Example 2: strcpy() vs. String Assignment
The "Hello, World" example is pretty trivial,
so here are a couple of better examples. The first example
has to do with Strings. In C, programmers tend to copy strings
a lot with strcpy(), while Java programmers very rarely
make a copy of a String. That's because Java String objects
are immutable: they can't be changed. So most Java programs tend
to have many different String variables all pointing to the
same memory location, because none of them can change the
characters that are stored there.
So one of the Jazillian rules translates
a "strcpy() call":
char *hello = "hello";
char *greeting = strcpy(hello);
...to just a Java assignment with causes
two String variables to point to the same place:
String hello = "hello";
String greeting = hello;
Obviously, having two locations in memory,
each with the characters "hello" in them, is different than
having two pointers pointing to a single memory location containing
the characters "hello". I won't go into the details, but you
can surely see how the behavior of the Java code might differ
from the C code. But the good news is that the behavior may
not differ. In fact, Java programmers are often pleasantly surprised
at how rarely they really need to make multiple copies of Strings.
I dare say, it's almost never. And there's more good news: surely
some other rule must do something when it encounters
the C code like:
greeting[4] = '\0';
In fact, in this case, some other rule
will set 'greeting' to some new String value, indeed without
changing the value of the 'hello' variable. But your mileage
may vary.
The point here is that Java programmers just
don't go around copying Strings all the time.
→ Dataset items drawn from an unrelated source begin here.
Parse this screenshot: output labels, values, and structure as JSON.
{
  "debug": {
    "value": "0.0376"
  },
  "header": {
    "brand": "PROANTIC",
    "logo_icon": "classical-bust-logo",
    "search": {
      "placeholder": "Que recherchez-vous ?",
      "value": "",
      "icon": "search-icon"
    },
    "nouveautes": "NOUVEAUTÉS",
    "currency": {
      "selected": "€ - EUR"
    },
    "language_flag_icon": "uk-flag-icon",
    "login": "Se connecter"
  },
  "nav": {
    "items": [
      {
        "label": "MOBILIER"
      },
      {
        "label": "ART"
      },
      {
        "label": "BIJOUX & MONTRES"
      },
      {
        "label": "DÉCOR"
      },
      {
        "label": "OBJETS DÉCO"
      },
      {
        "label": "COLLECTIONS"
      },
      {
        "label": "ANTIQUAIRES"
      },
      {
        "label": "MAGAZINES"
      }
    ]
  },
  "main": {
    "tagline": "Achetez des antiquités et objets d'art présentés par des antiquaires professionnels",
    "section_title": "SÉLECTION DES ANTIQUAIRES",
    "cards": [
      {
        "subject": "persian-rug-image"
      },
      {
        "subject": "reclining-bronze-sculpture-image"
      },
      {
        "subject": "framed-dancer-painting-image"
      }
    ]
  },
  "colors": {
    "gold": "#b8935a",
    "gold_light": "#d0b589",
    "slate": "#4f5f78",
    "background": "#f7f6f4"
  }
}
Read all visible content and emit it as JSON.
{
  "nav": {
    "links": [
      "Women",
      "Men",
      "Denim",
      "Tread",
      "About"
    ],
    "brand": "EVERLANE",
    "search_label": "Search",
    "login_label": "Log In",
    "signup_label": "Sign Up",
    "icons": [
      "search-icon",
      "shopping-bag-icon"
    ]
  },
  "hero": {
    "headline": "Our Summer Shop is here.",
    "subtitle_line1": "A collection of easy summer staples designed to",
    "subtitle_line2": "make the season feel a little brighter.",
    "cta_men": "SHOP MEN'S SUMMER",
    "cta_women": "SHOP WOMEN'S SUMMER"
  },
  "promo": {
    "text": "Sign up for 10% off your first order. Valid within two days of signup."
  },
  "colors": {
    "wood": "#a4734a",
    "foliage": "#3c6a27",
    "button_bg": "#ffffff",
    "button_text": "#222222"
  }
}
Producing Java
code that does this would simple be producing "C code with
Java syntax", and would nullify some of the benefits of moving to Java
in the first place (such as not having to keep calling strcpy()
and not wasting memory and CPU time making lots of copies of Strings).
Example 3: Error Handling vs. Exception Handling
Another example of cases where not-perfectly-working
code could be generated has to do with error handling. Many
(maybe even most) C projects follow a convention of having
every function return a flag to indicate whether the function actually worked
or not. Java programmers do not follow this convention,
and instead use the Exception feature for handling errors.
So this C code:
struct person p = malloc(sizeof struct person);
if (!p) {
printf("malloc failed");
}
...becomes this Java code...
try {
Person p = new Person();
}
catch (OutOfMemoryException e) {
System.out.println("malloc failed");
}
Many C library functions return an error
flag ("errno"), and your C code checks for those errors. One of the transformation
rules knows all the standard C functions and the error values
they return (for example, fopen returns 0 on error, while open
returns -1). This rule will detect that you are checking for
these error conditions and place your error-recovery code in
a catch block. This is all well and good, no problems so far.
If you're not a Java programmer yet, brace
yourself: Java programmers almost never bother to catch OutOfMemoryException.
Horror of horrors! "We were always taught to always
check the return value of every function call!" you're
yelling. Well, I'm sorry to break it to you, old timer, but
these lazy kids today just don't bother to clutter their code
with all those checks. You can like it or not, but that's
the reality.
So the Jazillian rule that replaces error-checking codes
with exception handling in fact will just discard code that
handles a malloc() failure. I'm sorry, but that's what real
Java programmers do, and that's one of the many little reasons
why Java code is a lot more readable and maintainable.
|